I love cashews. Yet I found out over the years I have to limit my intake to a bare minimum. If I eat more than a handful at a time my whole body begins to itch. I never understood why until a few year ago. It seems that the cashew nut is botanically a seed that grows on the outside of the cashew apple. The tree is actually related to poison ivy. I am highly allergic to members of the Poison Ivy family. In fact a raw cashew nut contains a considerable amount of a toxin that has to be cooked out of the product before it is edible. For that reason it is illegal to retail raw cashew nuts in many places. The toxin of the cashew nut is so strong that the cooking process must take place outdoors. Something I just learned in the ;ast few years was, although they do not seem to effect me in the manner cashews do, both mangoes and pistachio nuts are also in the same biological family as cashews.
Just recently I found out a product I have eaten often during my life is also highly toxic. Who knew! It seems that kidney beans, a staple in many recipes, especially two of my favorite dishes – kidney bean salad and chili – are highly toxic unless cooked for a lengthy time. As few as two-to-three raw undercooked beans can cause illness in a human. Of course most of the kidney beans I have used over the years have been canned and precooked at the factory. However I have at times cooked raw kidney beans from scratch. The interesting thing I read about cooking kidney beans is that they must be cooked at a hard boil for considerable minutes to remove the toxin. Plus the use of a slow cooker to cook kidney beans can actually increase the amount of toxin in the batch of beans. Kidney bean toxicity was a strange lesson for an individual that has been cooking and eating them, as long as I have.

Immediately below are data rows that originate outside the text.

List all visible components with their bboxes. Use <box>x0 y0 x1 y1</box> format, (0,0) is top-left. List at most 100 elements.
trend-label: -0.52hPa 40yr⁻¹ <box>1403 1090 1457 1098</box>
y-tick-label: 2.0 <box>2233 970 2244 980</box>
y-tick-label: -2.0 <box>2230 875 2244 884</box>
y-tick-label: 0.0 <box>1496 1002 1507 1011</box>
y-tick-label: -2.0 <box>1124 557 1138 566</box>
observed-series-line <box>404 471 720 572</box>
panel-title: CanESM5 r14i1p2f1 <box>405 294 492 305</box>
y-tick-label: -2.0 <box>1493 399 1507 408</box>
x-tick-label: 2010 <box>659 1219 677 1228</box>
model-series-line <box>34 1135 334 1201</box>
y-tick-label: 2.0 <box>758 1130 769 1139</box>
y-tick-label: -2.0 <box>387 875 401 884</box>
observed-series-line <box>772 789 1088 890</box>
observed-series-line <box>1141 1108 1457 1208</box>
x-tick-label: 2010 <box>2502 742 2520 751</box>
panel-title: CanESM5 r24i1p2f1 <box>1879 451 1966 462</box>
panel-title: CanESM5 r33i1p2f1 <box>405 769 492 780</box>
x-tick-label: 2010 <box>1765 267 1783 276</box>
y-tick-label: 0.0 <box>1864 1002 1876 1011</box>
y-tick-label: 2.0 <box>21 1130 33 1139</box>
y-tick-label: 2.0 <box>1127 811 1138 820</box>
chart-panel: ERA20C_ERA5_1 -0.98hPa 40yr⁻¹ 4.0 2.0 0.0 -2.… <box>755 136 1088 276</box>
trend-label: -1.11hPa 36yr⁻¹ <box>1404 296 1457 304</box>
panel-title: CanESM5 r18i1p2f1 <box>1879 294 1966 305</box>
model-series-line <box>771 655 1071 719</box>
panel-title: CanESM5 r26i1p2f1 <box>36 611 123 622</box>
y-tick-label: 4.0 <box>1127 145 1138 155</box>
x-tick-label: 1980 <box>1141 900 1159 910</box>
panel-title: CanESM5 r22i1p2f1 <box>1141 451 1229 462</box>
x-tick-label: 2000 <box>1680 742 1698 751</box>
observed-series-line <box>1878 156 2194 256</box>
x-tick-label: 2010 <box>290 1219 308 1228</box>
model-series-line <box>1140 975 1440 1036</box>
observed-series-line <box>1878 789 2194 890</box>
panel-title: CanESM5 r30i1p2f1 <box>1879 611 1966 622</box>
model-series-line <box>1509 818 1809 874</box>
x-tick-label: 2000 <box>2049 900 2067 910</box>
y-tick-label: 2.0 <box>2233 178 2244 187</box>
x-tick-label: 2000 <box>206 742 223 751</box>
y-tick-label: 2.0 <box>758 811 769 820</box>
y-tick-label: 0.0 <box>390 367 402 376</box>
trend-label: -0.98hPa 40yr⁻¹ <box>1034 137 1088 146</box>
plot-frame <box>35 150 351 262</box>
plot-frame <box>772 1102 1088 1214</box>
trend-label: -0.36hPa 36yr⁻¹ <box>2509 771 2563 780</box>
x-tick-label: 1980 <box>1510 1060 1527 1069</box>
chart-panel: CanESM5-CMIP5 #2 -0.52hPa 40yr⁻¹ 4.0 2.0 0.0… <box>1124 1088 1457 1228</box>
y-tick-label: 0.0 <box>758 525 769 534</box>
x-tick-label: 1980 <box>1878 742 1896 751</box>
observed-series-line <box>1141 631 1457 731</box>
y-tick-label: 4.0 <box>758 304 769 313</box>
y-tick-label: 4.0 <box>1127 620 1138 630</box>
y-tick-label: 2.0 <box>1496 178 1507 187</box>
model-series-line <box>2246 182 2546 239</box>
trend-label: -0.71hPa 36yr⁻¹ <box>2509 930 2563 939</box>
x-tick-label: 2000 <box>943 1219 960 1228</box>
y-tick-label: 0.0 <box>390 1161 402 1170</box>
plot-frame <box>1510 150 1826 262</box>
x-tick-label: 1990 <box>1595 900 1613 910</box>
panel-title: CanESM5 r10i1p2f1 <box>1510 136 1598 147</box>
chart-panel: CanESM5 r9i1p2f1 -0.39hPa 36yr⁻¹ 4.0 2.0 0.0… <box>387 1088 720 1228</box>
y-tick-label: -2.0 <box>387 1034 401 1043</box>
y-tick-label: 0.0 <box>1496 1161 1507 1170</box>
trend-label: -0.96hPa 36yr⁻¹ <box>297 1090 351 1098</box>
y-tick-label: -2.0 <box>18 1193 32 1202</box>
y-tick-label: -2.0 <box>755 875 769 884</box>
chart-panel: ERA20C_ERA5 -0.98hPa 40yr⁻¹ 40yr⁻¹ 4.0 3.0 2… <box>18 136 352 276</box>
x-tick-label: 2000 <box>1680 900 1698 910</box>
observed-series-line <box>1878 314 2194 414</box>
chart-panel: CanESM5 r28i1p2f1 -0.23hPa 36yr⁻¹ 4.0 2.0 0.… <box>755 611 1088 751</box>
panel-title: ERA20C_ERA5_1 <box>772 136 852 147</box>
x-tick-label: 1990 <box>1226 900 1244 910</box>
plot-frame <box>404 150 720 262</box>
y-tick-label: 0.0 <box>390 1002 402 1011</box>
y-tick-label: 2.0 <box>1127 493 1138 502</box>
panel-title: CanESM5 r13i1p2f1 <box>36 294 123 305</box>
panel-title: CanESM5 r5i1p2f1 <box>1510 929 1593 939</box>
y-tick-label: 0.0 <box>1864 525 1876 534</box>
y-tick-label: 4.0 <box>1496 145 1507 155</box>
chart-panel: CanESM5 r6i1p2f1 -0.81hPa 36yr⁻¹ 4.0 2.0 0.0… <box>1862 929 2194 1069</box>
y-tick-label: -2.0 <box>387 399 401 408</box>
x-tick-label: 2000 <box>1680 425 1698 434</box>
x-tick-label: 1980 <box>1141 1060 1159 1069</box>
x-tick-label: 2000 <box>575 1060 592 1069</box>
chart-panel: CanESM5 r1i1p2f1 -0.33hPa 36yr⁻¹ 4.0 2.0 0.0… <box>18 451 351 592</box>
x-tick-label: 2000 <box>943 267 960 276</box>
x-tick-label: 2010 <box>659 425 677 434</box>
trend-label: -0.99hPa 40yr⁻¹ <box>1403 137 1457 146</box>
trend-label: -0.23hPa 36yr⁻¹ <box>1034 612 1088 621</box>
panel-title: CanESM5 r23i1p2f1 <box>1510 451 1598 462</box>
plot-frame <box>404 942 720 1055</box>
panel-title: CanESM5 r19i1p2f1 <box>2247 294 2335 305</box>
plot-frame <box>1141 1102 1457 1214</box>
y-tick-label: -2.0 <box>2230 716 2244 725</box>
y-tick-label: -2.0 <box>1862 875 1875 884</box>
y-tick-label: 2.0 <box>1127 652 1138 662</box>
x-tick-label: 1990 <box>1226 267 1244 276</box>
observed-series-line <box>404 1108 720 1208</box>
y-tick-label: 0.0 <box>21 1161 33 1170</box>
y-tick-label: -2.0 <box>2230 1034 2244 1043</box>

Not that any of this will stop me from eating any of my favorite fruits and vegetables. Heck cashews can make me itch furiously – still I allow myself to eat them on occasion. The thing is, any food can be dangerous. I take a pill that does not allow me to eat grapefruit. That is a real bummer as I used to eat a lot of Texas Rio Red grapefruit during the season. Some people are allergic to many everyday food items such as peanuts. Fortunately I am not one of those people. Pathogens can be hiding on your fruit or vegetables just as they can be hidden on meats and other proteins. Many people with health threatening diseases have to juggle their intakes of foods -like those high in potassium– that can exacerbate their condition. Most of this is old news – still as with my recent education about kidney beans – there is always more to learn about what you are eating. Maybe we should all just stick to a steady diet of doughnuts and Twinkies!